As workers slowly make their return to the office, many companies are finding new ways to infuse their spaces with creativity — and often integrating new green design strategies along the way. Bakken Baeck, a Norwegian digital design studio with offices across Central Europe, was looking for a new headquarters that would prioritize sustainable design. London’s Archmongers, a firm specializing in mid-century refurbishment and commercial spaces, stepped in to make their dreams a reality — all with the aim of minimizing the business’ carbon footprint in both the short-term and the long-term.
Starting with the bones of an industrial building in the London borough of Hackney, the firm prioritized sustainable and durable materials to build out a welcoming office space. Because of the space’s open-concept floorplan, privacy was a key consideration when planning out materials — the firm opted for rubber-clad steps in a speckled charcoal, leading up to the mezzanine to dampen the sound of footsteps and chatter. On the mezzanine, private meeting rooms are adorned in Douglas fir, stained in a natural wood solution. To add to the acoustic performance, textile-clad panels were superimposed onto the walls.
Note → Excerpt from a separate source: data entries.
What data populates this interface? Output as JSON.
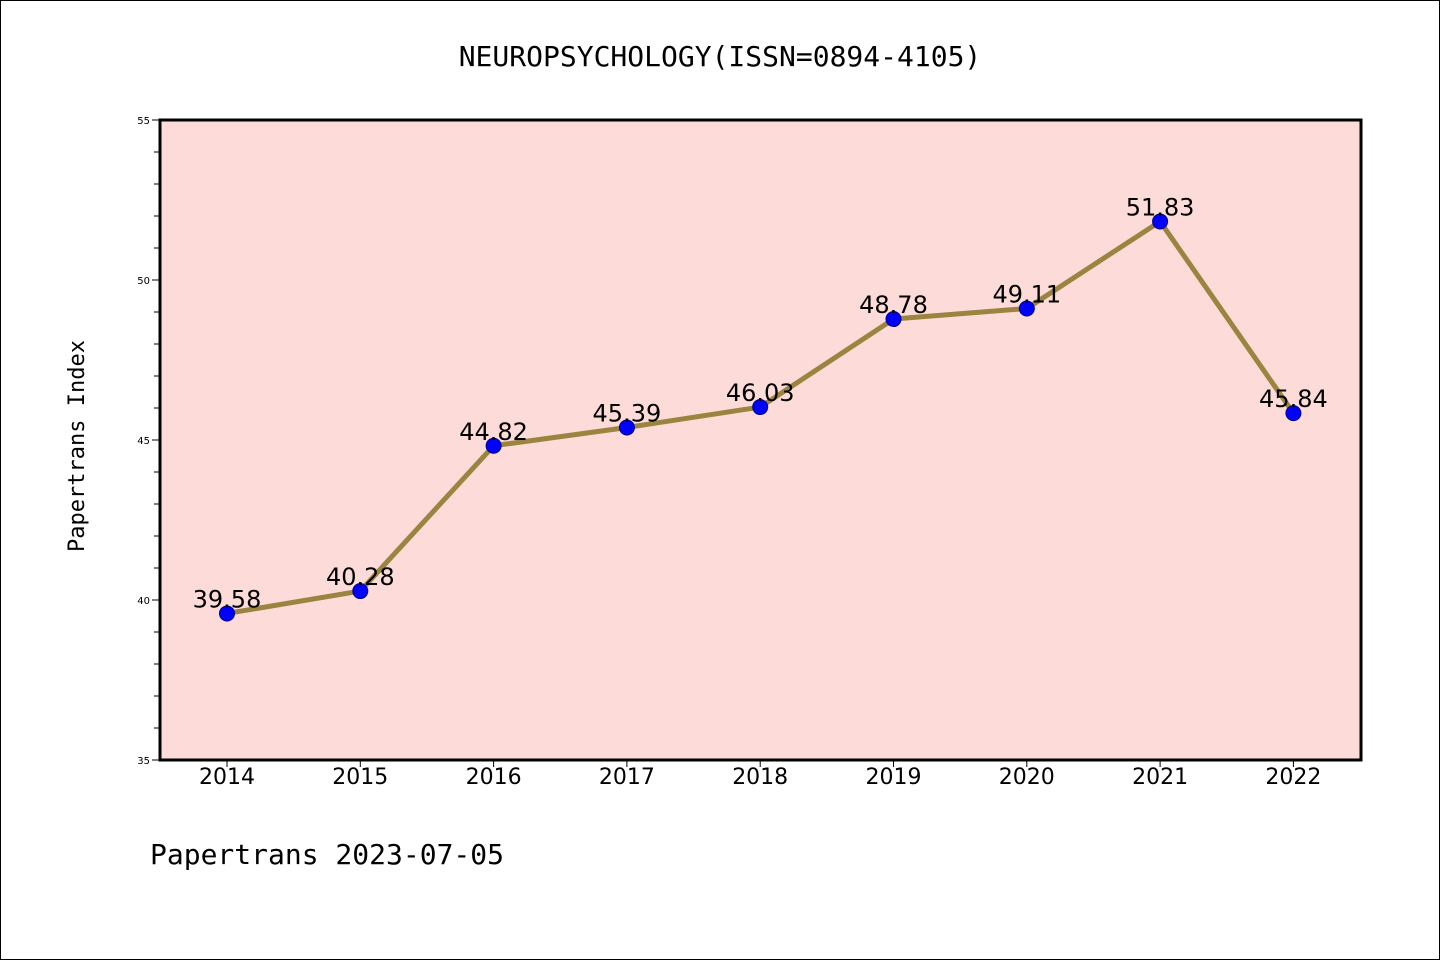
{
  "colors": {
    "plot_background": "#fddbd8",
    "line": "#9a8440",
    "marker_fill": "#0000ff",
    "marker_edge": "#00008b"
  },
  "footer_text": "Papertrans 2023-07-05",
  "chart_data": {
    "type": "line",
    "title": "NEUROPSYCHOLOGY(ISSN=0894-4105)",
    "xlabel": "",
    "ylabel": "Papertrans Index",
    "categories": [
      "2014",
      "2015",
      "2016",
      "2017",
      "2018",
      "2019",
      "2020",
      "2021",
      "2022"
    ],
    "values": [
      39.58,
      40.28,
      44.82,
      45.39,
      46.03,
      48.78,
      49.11,
      51.83,
      45.84
    ],
    "data_labels": [
      "39.58",
      "40.28",
      "44.82",
      "45.39",
      "46.03",
      "48.78",
      "49.11",
      "51.83",
      "45.84"
    ],
    "ylim": [
      35,
      55
    ],
    "yticks": [
      "35",
      "40",
      "45",
      "50",
      "55"
    ],
    "grid": false,
    "legend": "none"
  }
}
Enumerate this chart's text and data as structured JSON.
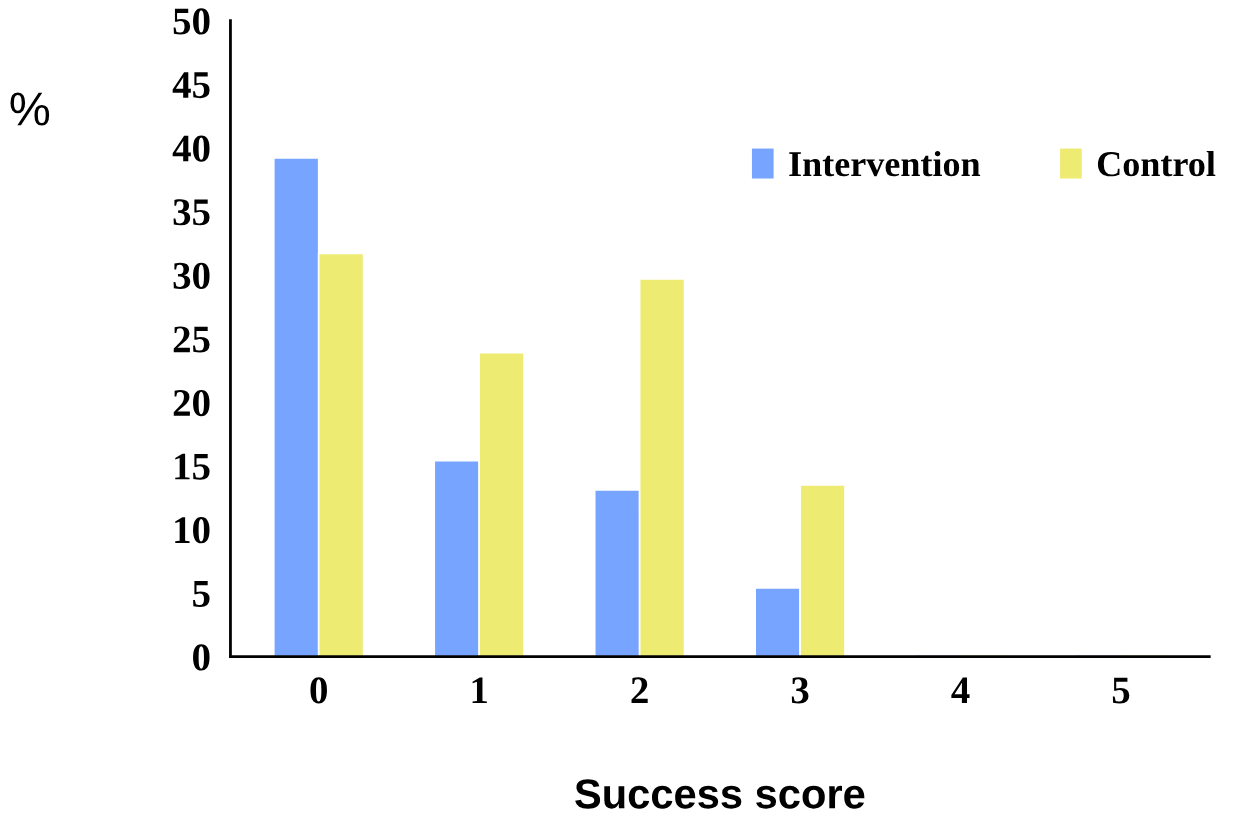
{
  "chart_data": {
    "type": "bar",
    "xlabel": "Success score",
    "ylabel": "%",
    "categories": [
      "0",
      "1",
      "2",
      "3",
      "4",
      "5"
    ],
    "series": [
      {
        "name": "Intervention",
        "color": "#77a4ff",
        "values": [
          39.2,
          15.4,
          13.1,
          5.4,
          0,
          0
        ]
      },
      {
        "name": "Control",
        "color": "#eeeb72",
        "values": [
          31.7,
          23.9,
          29.7,
          13.5,
          0,
          0
        ]
      }
    ],
    "ylim": [
      0,
      50
    ],
    "yticks": [
      0,
      5,
      10,
      15,
      20,
      25,
      30,
      35,
      40,
      45,
      50
    ],
    "grid": false,
    "legend": "top right"
  }
}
The first floor’s striking ceiling height contrasts the pale pastel green coating the walls, for a calming effect. Intriguingly angled ceiling mirrors may look out of place, but their placement is deliberate: they create a visual connection to the ground floor and allow natural light to come in, contrasting the deep purple walls. Scalloped cardboard wallpaper connects the ground floor to the first floor through a double-height stair void. There, a blackened steel bannister leads to the first-floor kitchen where dark Fenix doors contrast oversized white handles, white marble terrazzo and brass.
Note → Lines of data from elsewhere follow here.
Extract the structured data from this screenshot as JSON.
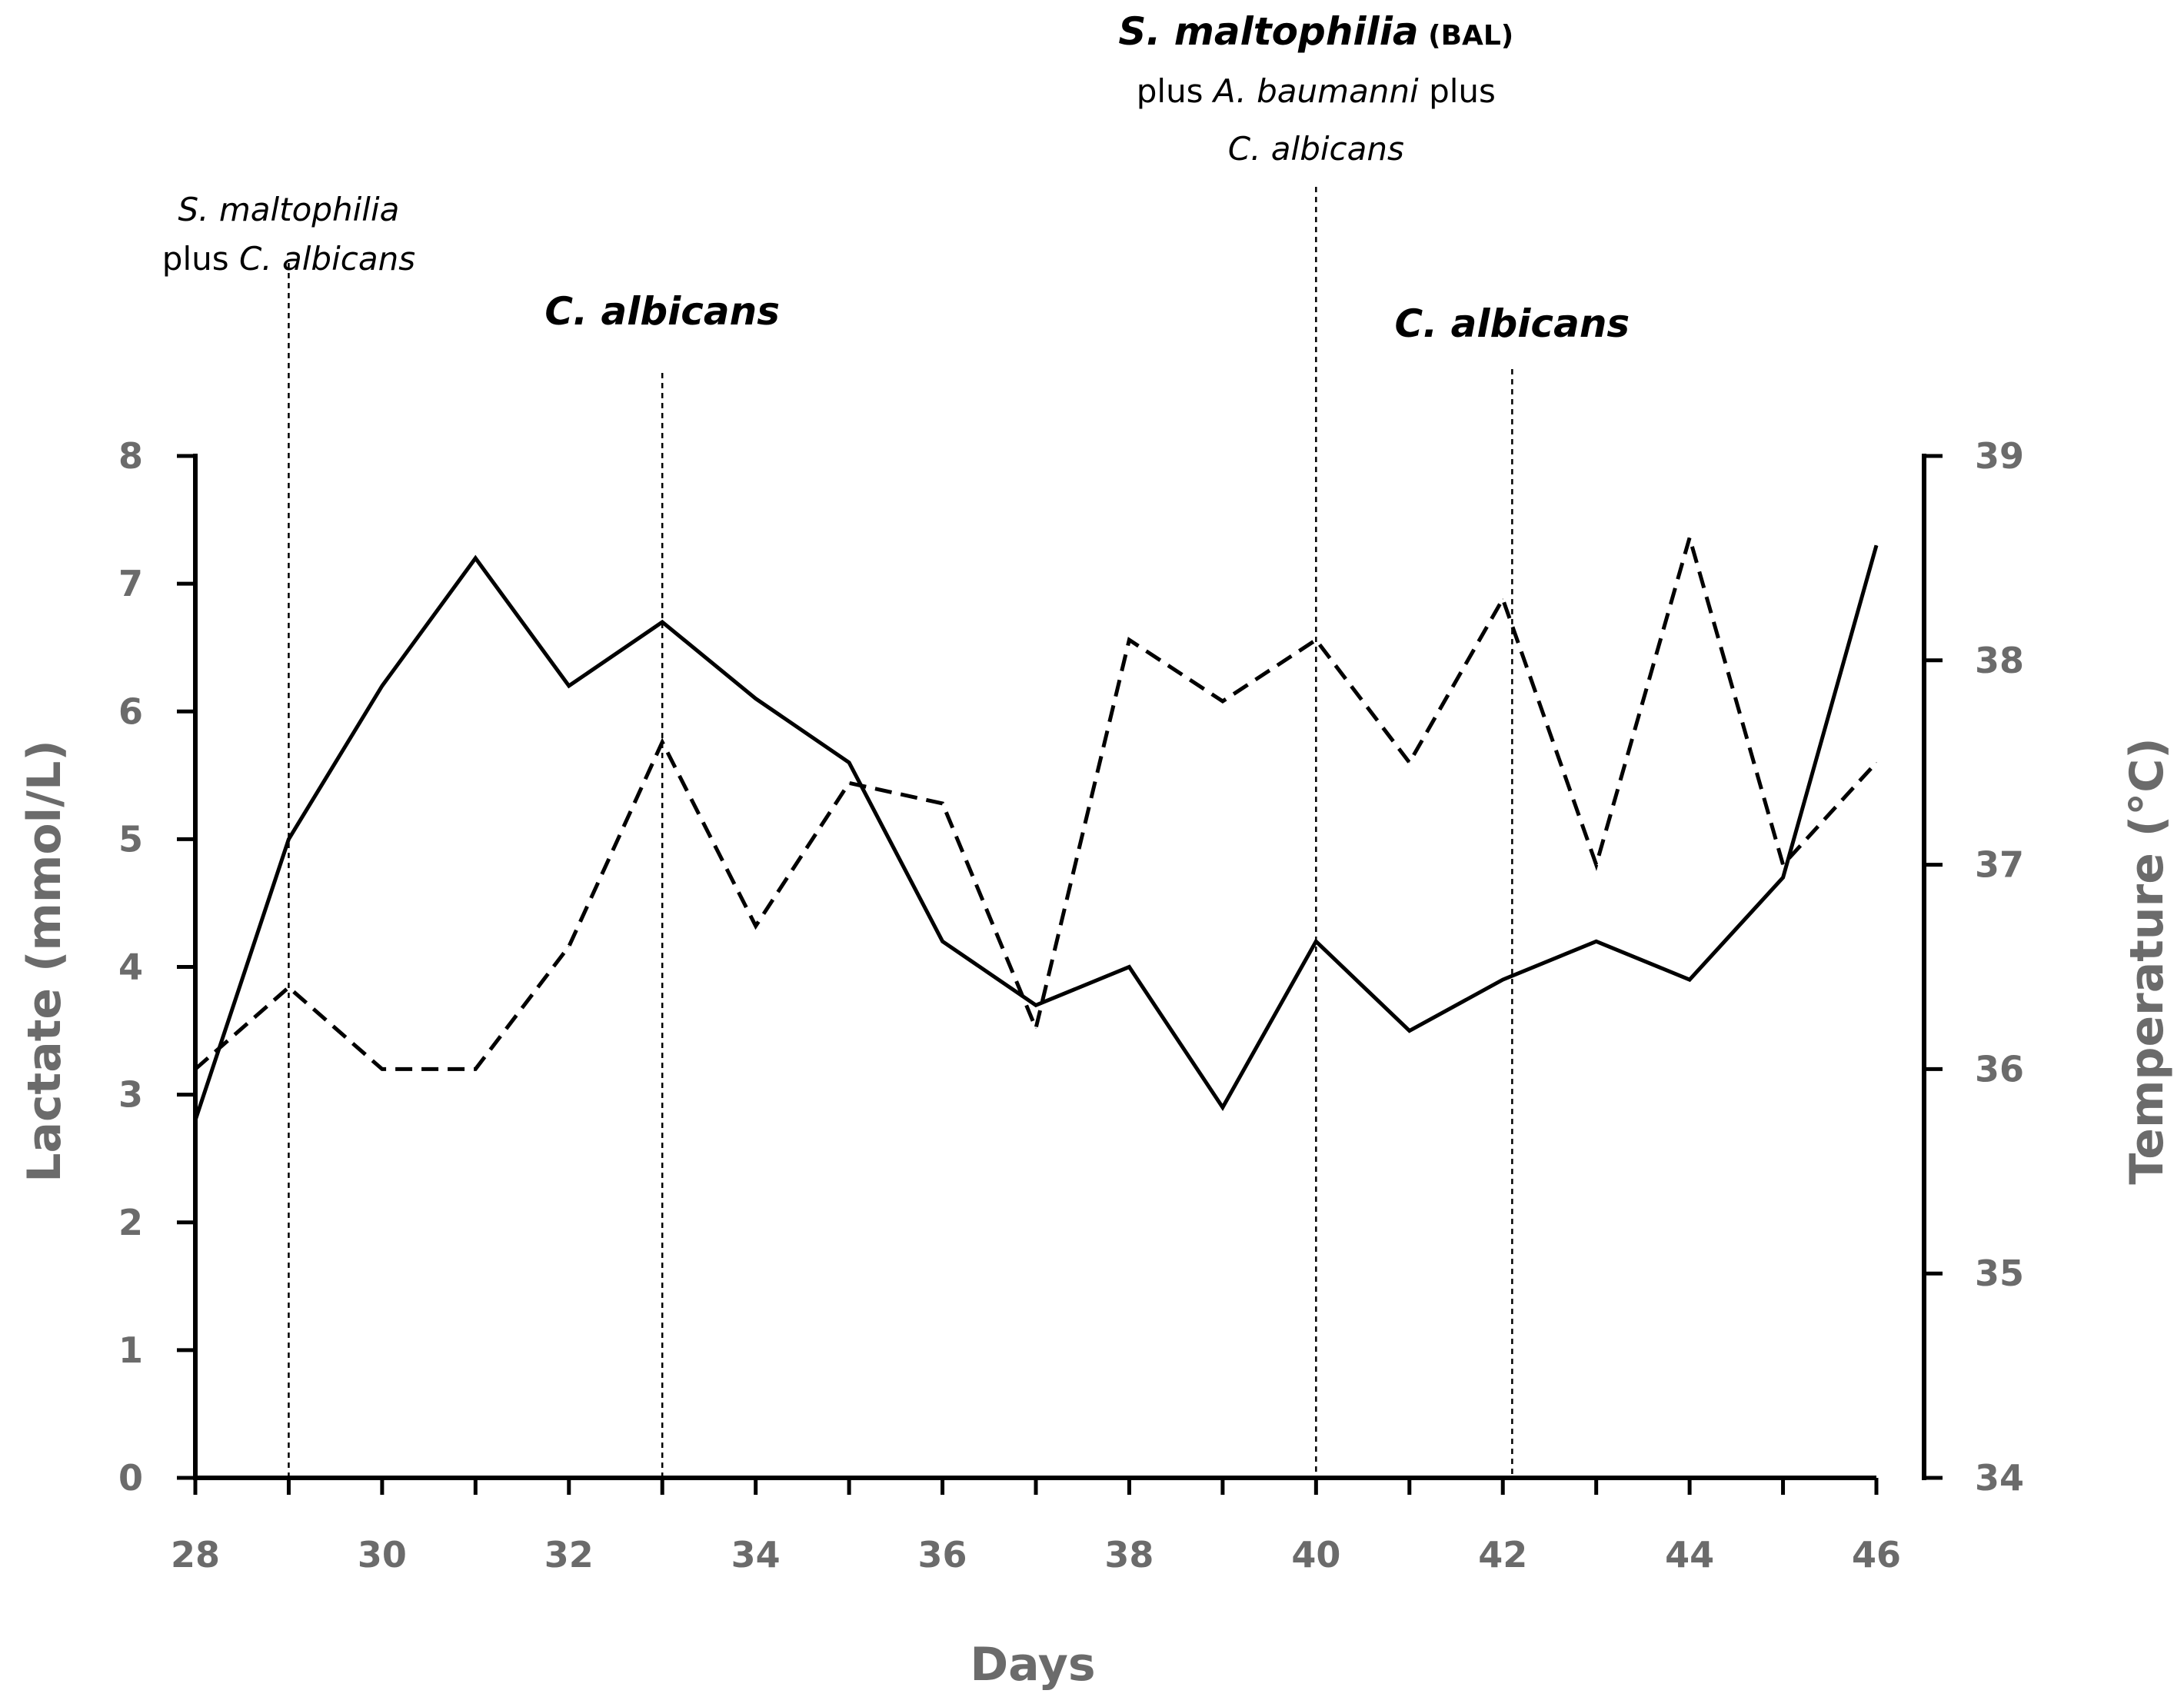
{
  "chart_data": {
    "type": "line",
    "xlabel": "Days",
    "ylabel_left": "Lactate (mmol/L)",
    "ylabel_right": "Temperature (°C)",
    "xlim": [
      28,
      46
    ],
    "ylim_left": [
      0,
      8
    ],
    "ylim_right": [
      34,
      39
    ],
    "x_ticks": [
      "28",
      "30",
      "32",
      "34",
      "36",
      "38",
      "40",
      "42",
      "44",
      "46"
    ],
    "y_left_ticks": [
      "0",
      "1",
      "2",
      "3",
      "4",
      "5",
      "6",
      "7",
      "8"
    ],
    "y_right_ticks": [
      "34",
      "35",
      "36",
      "37",
      "38",
      "39"
    ],
    "grid": false,
    "series": [
      {
        "name": "Lactate",
        "axis": "left",
        "style": "solid",
        "x": [
          28,
          29,
          30,
          31,
          32,
          33,
          34,
          35,
          36,
          37,
          38,
          39,
          40,
          41,
          42,
          43,
          44,
          45,
          46
        ],
        "values": [
          2.8,
          5.0,
          6.2,
          7.2,
          6.2,
          6.7,
          6.1,
          5.6,
          4.2,
          3.7,
          4.0,
          2.9,
          4.2,
          3.5,
          3.9,
          4.2,
          3.9,
          4.7,
          7.3
        ]
      },
      {
        "name": "Temperature",
        "axis": "right",
        "style": "dashed",
        "x": [
          28,
          29,
          30,
          31,
          32,
          33,
          34,
          35,
          36,
          37,
          38,
          39,
          40,
          41,
          42,
          43,
          44,
          45,
          46
        ],
        "values": [
          36.0,
          36.4,
          36.0,
          36.0,
          36.6,
          37.6,
          36.7,
          37.4,
          37.3,
          36.2,
          38.1,
          37.8,
          38.1,
          37.5,
          38.3,
          37.0,
          38.6,
          37.0,
          37.5
        ]
      }
    ],
    "annotations": [
      {
        "x": 29,
        "lines": [
          [
            {
              "text": "S. maltophilia",
              "style": "italic"
            }
          ],
          [
            {
              "text": "plus ",
              "style": "normal"
            },
            {
              "text": "C. albicans",
              "style": "italic"
            }
          ]
        ]
      },
      {
        "x": 33,
        "lines": [
          [
            {
              "text": "C. albicans",
              "style": "bold-italic"
            }
          ]
        ]
      },
      {
        "x": 40,
        "lines": [
          [
            {
              "text": "S. maltophilia",
              "style": "bold-italic"
            },
            {
              "text": " (BAL)",
              "style": "bold-small"
            }
          ],
          [
            {
              "text": "plus ",
              "style": "normal"
            },
            {
              "text": "A. baumanni",
              "style": "italic"
            },
            {
              "text": " plus",
              "style": "normal"
            }
          ],
          [
            {
              "text": "C. albicans",
              "style": "italic"
            }
          ]
        ]
      },
      {
        "x": 42.1,
        "lines": [
          [
            {
              "text": "C. albicans",
              "style": "bold-italic"
            }
          ]
        ]
      }
    ]
  }
}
Floor-to-ceiling curtains offer a unique alternative to moveable walls, creating dynamic and textured informal meeting spaces for collaboration and spontaneous conversation.
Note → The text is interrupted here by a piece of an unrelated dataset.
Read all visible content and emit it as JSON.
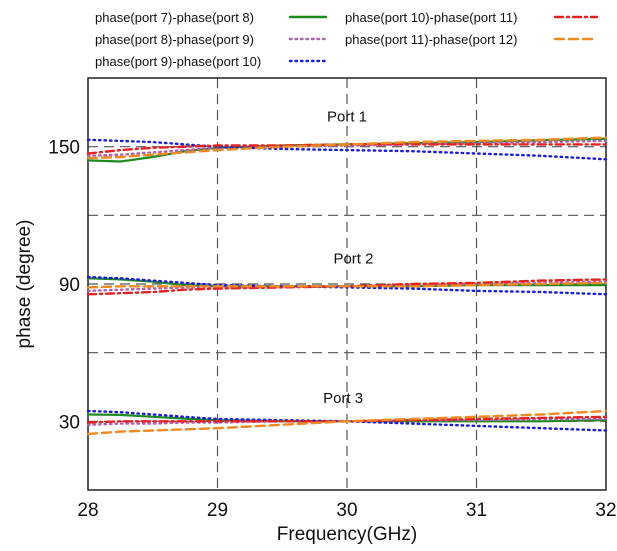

At lunch, the Bakken Baeck team gathers around the bespoke table on the ground floor, and they sometimes use the snug as a place to connect with other branches over a game of Mario Kart. According to Johan Hybschmann, Managing Partner of Archmongers, “our design evokes a homely environment rather than a conventional workspace.” The designers were mindful of the need to coax employees back into the workspace by offering them inviting and imaginative spaces.
The furniture is deliberately selected to complement the overall design — the space is sprinkled with furniture by mid-century heavyweights such as Alvar Aalto, Panton, balanced with more modern offerings by Barber Osgerby and the Bouroullec brothers.
Archmongers puts material science first in this London HQ refurbishment for design studio Bakken Baeck.